Além da influência da classe social na inflamação crónica, os investigadores queriam também saber se em sociedades mais desiguais estes níveis de inflamação eram maiores. “A nossa premissa era se em sociedades com diferenças maiores entre ricos e pobres, como por exemplo a portuguesa, se isso teria um efeito sobre os níveis de inflamação da população. Neste estudo confirmamos estas hipóteses”, afirma, salientando que as conclusões são somente generalizáveis para a população entre os 50 e os 75 anos.

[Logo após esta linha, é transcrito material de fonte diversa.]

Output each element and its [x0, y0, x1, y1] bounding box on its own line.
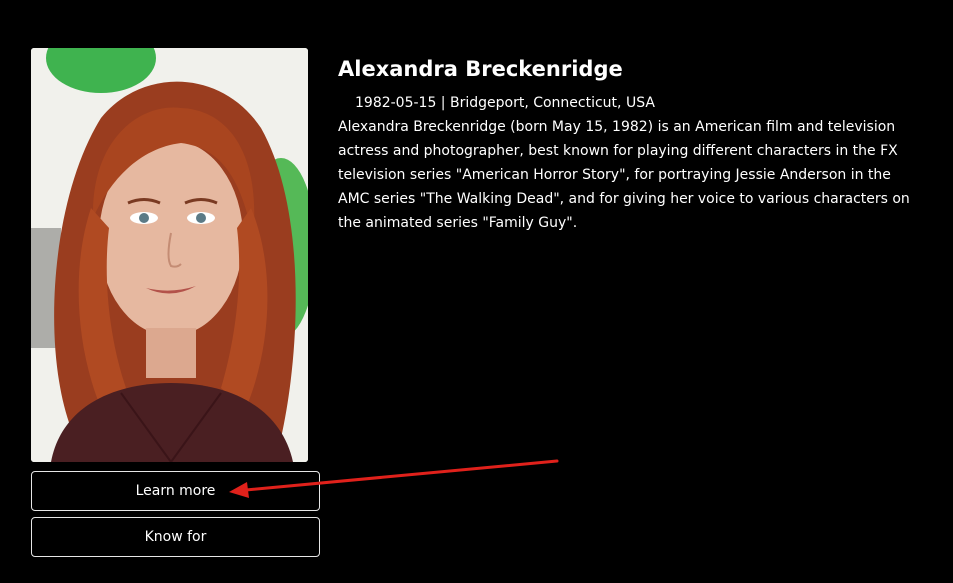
person-biography: Alexandra Breckenridge (born May 15, 198… — [338, 119, 910, 231]
person-info: Alexandra Breckenridge 1982-05-15 | Brid… — [338, 54, 923, 235]
profile-photo — [31, 48, 308, 462]
known-for-button[interactable]: Know for — [31, 517, 320, 557]
person-name: Alexandra Breckenridge — [338, 57, 623, 81]
learn-more-button[interactable]: Learn more — [31, 471, 320, 511]
profile-photo-image — [31, 48, 308, 462]
person-detail-page: Learn more Know for Alexandra Breckenrid… — [0, 0, 953, 583]
person-birth-info: 1982-05-15 | Bridgeport, Connecticut, US… — [355, 95, 655, 111]
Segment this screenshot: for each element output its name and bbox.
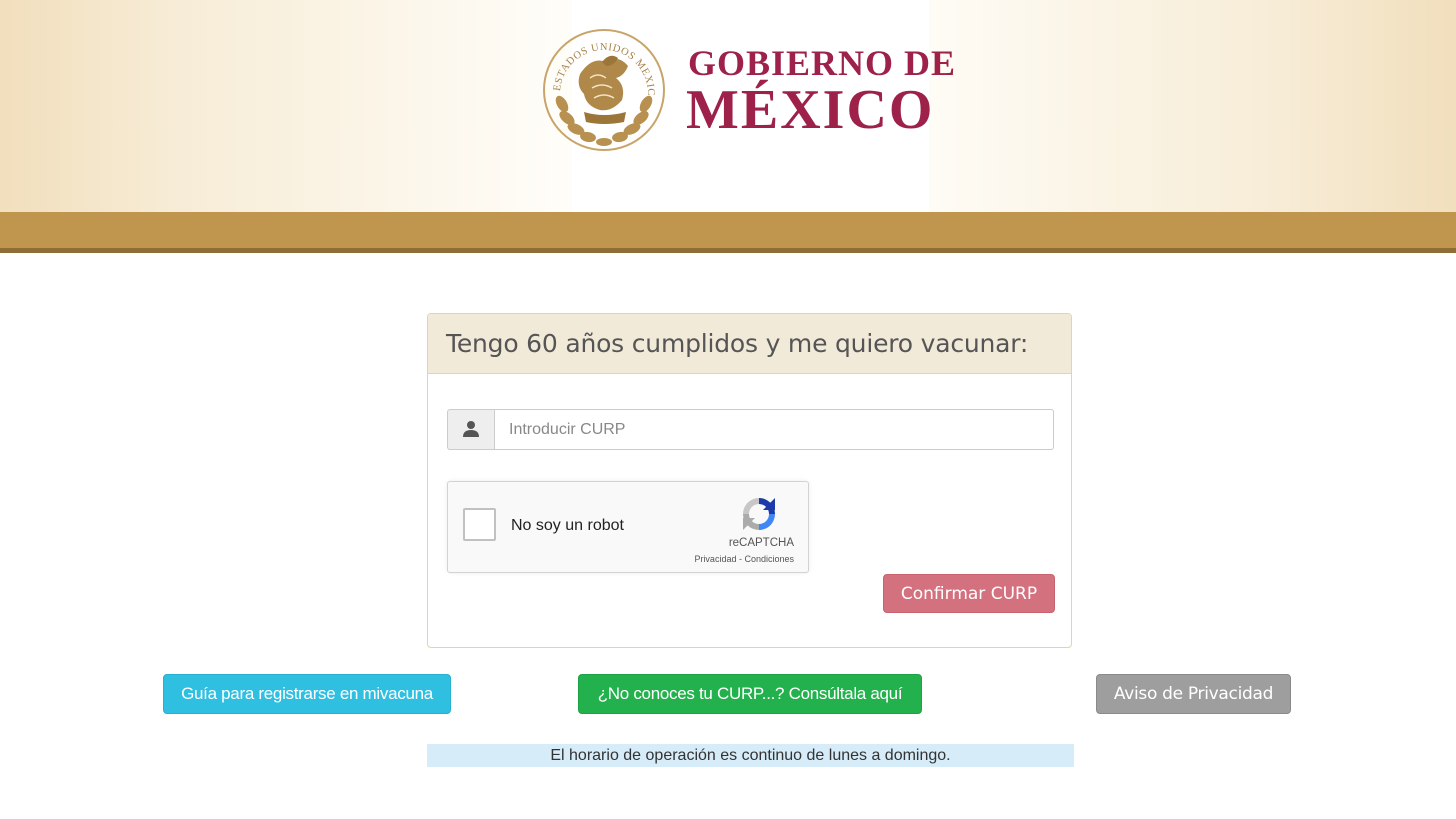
confirm-curp-button[interactable]: Confirmar CURP xyxy=(883,574,1055,613)
header-banner: ESTADOS UNIDOS MEXICANOS xyxy=(0,0,1456,212)
coat-of-arms-seal-icon: ESTADOS UNIDOS MEXICANOS xyxy=(540,26,665,151)
user-icon xyxy=(463,421,479,437)
panel-heading: Tengo 60 años cumplidos y me quiero vacu… xyxy=(428,314,1071,374)
curp-input[interactable] xyxy=(494,409,1054,450)
brand-line-2: MÉXICO xyxy=(686,79,935,141)
registration-panel: Tengo 60 años cumplidos y me quiero vacu… xyxy=(427,313,1072,648)
gold-divider-shadow xyxy=(0,248,1456,253)
recaptcha-privacy-link[interactable]: Privacidad xyxy=(694,554,736,564)
recaptcha-widget: No soy un robot reCAPTCHA Privacidad - C… xyxy=(447,481,809,573)
recaptcha-terms-link[interactable]: Condiciones xyxy=(744,554,794,564)
operating-hours-notice: El horario de operación es continuo de l… xyxy=(427,744,1074,767)
recaptcha-label: No soy un robot xyxy=(511,517,624,534)
recaptcha-links: Privacidad - Condiciones xyxy=(694,554,794,564)
curp-input-group xyxy=(447,409,1055,450)
recaptcha-logo-icon xyxy=(743,498,775,530)
recaptcha-brand: reCAPTCHA xyxy=(728,537,794,549)
registration-guide-button[interactable]: Guía para registrarse en mivacuna xyxy=(163,674,451,714)
curp-lookup-button[interactable]: ¿No conoces tu CURP...? Consúltala aquí xyxy=(578,674,922,714)
gold-divider-bar xyxy=(0,212,1456,248)
recaptcha-checkbox[interactable] xyxy=(463,508,496,541)
privacy-notice-button[interactable]: Aviso de Privacidad xyxy=(1096,674,1291,714)
curp-input-addon xyxy=(447,409,494,450)
page: ESTADOS UNIDOS MEXICANOS xyxy=(0,0,1456,819)
panel-title: Tengo 60 años cumplidos y me quiero vacu… xyxy=(446,329,1029,358)
government-logo[interactable]: ESTADOS UNIDOS MEXICANOS xyxy=(540,26,970,156)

“Os indivíduos de classe social mais baixa tinham maiores níveis de inflamação e foi precisamente em Portugal, o país com maior diferença entre ricos e pobres [entre os quatro analisados], que essa diferença de inflamação entre a classe social mais alta e a classe social mais baixa foi maior”, diz.

Um barómetro

Os investigadores verificaram que existe uma relação clara entre os níveis de proteína C-reactiva — um biomarcador usado para medir a inflamação crónica através do sangue — e as condições socioeconómicas. A proteína C-reactiva é produzida pelo fígado quando o organismo está a lidar com uma situação de infecção ou de inflamação. E se estes níveis estão aumentados, aumenta também o risco de desenvolver doenças com origem inflamatória.

Já se sabia, de estudos anteriores, que uma pessoa de uma classe social mais baixa vive menos tempo que uma de classe mais alta. “O que não sabíamos era se isso se manifestava em marcadores biológicos que precedem a doença, que é o caso da inflamação”, explica a investigadora sobre a novidade que este estudo traz. “Acaba por ser uma espécie de barómetro ou de preditor do risco do indivíduo desenvolver patologias que são importantes.”

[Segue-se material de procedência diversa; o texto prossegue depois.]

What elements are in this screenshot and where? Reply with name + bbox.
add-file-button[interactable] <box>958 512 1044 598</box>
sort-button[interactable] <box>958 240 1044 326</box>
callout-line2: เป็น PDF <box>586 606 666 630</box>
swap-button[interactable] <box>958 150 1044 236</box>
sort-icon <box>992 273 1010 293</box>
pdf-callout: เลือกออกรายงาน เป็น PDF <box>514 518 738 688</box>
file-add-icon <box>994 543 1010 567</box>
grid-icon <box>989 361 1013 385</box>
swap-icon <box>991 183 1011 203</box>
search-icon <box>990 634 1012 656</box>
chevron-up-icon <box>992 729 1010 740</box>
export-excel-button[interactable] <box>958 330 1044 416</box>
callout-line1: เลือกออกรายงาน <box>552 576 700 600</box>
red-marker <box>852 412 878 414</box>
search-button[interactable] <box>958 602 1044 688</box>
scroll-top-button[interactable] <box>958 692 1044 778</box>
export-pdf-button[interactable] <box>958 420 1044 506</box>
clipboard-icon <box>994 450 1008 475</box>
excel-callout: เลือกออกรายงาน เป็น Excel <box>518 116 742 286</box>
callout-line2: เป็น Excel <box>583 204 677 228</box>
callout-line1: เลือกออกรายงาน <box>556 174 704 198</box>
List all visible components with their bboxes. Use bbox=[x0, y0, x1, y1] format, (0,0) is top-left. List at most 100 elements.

“Depois há também a questão de estarmos a olhar não só para a classe social do indivíduo, mas também para o seu contexto. Isto aponta no sentido de que é importante combater estas diferenças. As políticas sociais e de saúde pública devem tentar minimizar estas diferenças entre classes sociais”, salienta Ana Isabel Ribeiro.

Dentro deste projecto, adianta, há um grupo de trabalho que está a fazer o estudo e o desenvolvimento de políticas que possam minimizar as desigualdades sociais em saúde. “Vai ser o último passo deste projecto. Neste caso, o enfoque é nas políticas sociais de forma a diminuir esta diferença”, refere.

Este “é mais um estudo que aponta para a necessidade de actuar sobre esses factores de risco que não são os tradicionais”, reforça a investigadora. “Mostra que ser pobre, quando não existem mecanismos que atenuem esses efeitos, também faz mal à saúde”, diz Ana Isabel Ribeiro. A principal limitação do estudo é não ter dados de países como os Estados Unidos, “em que os níveis de desigualdade são muito maiores dos que encontramos na Europa, para fortalecer mais as conclusões”.